Энгельс отпил глоток вина, обвел взглядом всех гостей и продолжал с новым приливом вдохновения:
– Граждане нашей великой державы – всюду! Они в тюрьмах Сибири, на золотых приисках Калифорнии и даже, как мы убедились прошлой осенью, в Австралии. Думая об этой державе и ее гражданах, я сошел сегодня с трибуны с высоко поднятой головой, и мне даже показалось, что я стал на несколько дюймов выше ростом.
Энгельс долил вина в отпитый бокал, поднял его над головой и воскликнул:
– За нашу великую державу! За ее бесстрашных граждан!
Тост приняли с энтузиазмом. Потом было провозглашено еще несколько тостов с разных концов стола, а когда уже собрались было вставать, Энгельс сказал:
– В конце апреля в одной буржуазной венской газете я прочитал: «Святой, память которого чтится Первого мая, зовется Карлом Марксом».

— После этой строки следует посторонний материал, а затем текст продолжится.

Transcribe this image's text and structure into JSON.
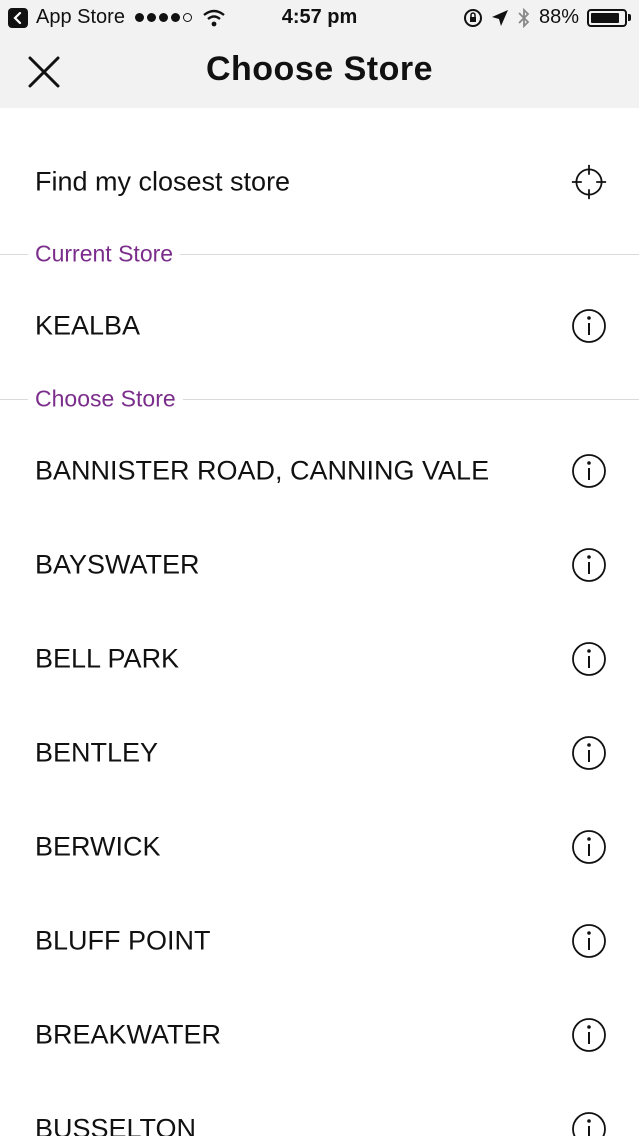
{
  "status_bar": {
    "back_app": "App Store",
    "time": "4:57 pm",
    "battery": "88%",
    "battery_level": 0.88
  },
  "nav": {
    "title": "Choose Store",
    "close_icon": "close-icon"
  },
  "find_closest": {
    "label": "Find my closest store",
    "icon": "crosshair-icon"
  },
  "sections": {
    "current_title": "Current Store",
    "choose_title": "Choose Store"
  },
  "current_store": {
    "name": "KEALBA",
    "icon": "info-icon"
  },
  "stores": [
    "BANNISTER ROAD, CANNING VALE",
    "BAYSWATER",
    "BELL PARK",
    "BENTLEY",
    "BERWICK",
    "BLUFF POINT",
    "BREAKWATER",
    "BUSSELTON"
  ],
  "colors": {
    "accent": "#7b2d8b",
    "bar_background": "#f2f2f3"
  }
}
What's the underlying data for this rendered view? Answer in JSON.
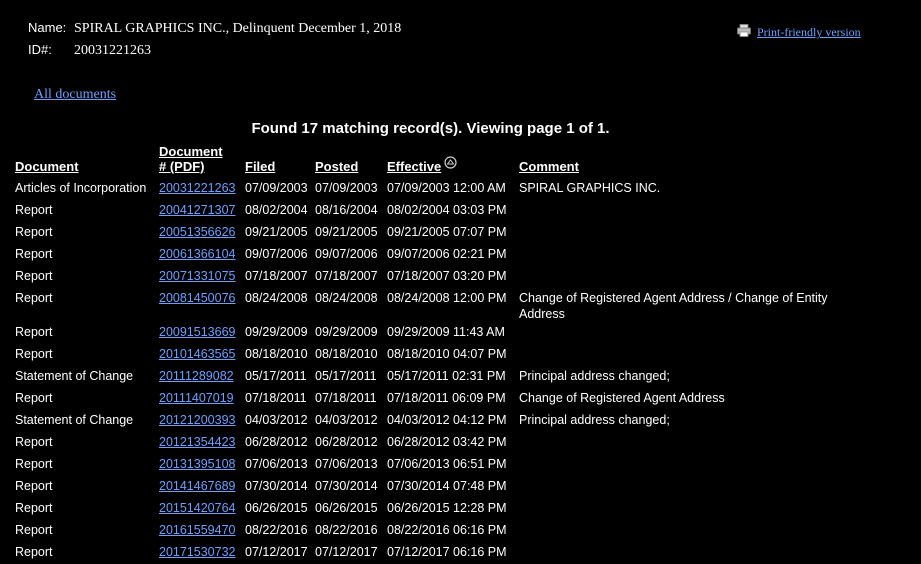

За столом прокатился смешок.
– Да, так и написано было: святой зовется Марксом, – продолжал Энгельс. – Меня это страшно разозлило. Газетка хотя и в ироническо-издевательском тоне, но пытается внушить своим читателям мысль, будто для нас, его приверженцев и учеников, Маркс – это святой со всеми вытекающими отсюда последствиями, такими, как бездумное поклонение, вера в его непогрешимость и тому подобное. На самом же деле Маркс больше всего на свете – это он доказал всей своей жизнью и всеми своими трудами, – больше всего ненавидел слепую веру в имена и причисление борцов и мыслителей к лику святых. Маркс для нас не святой, а гений революционной мысли, великий стратег социальной борьбы. И мы, конечно, чтили его, чтим и всегда будем чтить.
– А завтра его день рождения, – тихо произнесла Тусси.
– Совершенно верно! – подхватил Энгельс. – Трудно представить подарок ко дню рождения, который обрадовал бы его больше, чем сегодняшние колонны на улицах Лондона и сегодняшний Гайд-парк.
Энгельс замолчал, и теперь уже никто не спросил его, о чем он сожалеет. Все поняли: сожалеет он лишь о том, что именинник не полюбовался прекрасным подарком и не порадовался ему.
– Последний тост, – сказал Энгельс, – я хочу предложить за два дня рождения: за день рождения Маркса и за день рождения Международного праздника трудящихся. Это прекрасно и знаменательно, что они почти совпали!
Все осушили бокалы и еще не успели поставить их, как кто-то запел «Марсельезу». Песню подхватили в разных концах стола и на разных языках. Энгельс пел по-французски. Стихи и песни он признавал лишь на языке оригинала.
Стоя у вырытой могилы Елены, Энгельс думал о многом…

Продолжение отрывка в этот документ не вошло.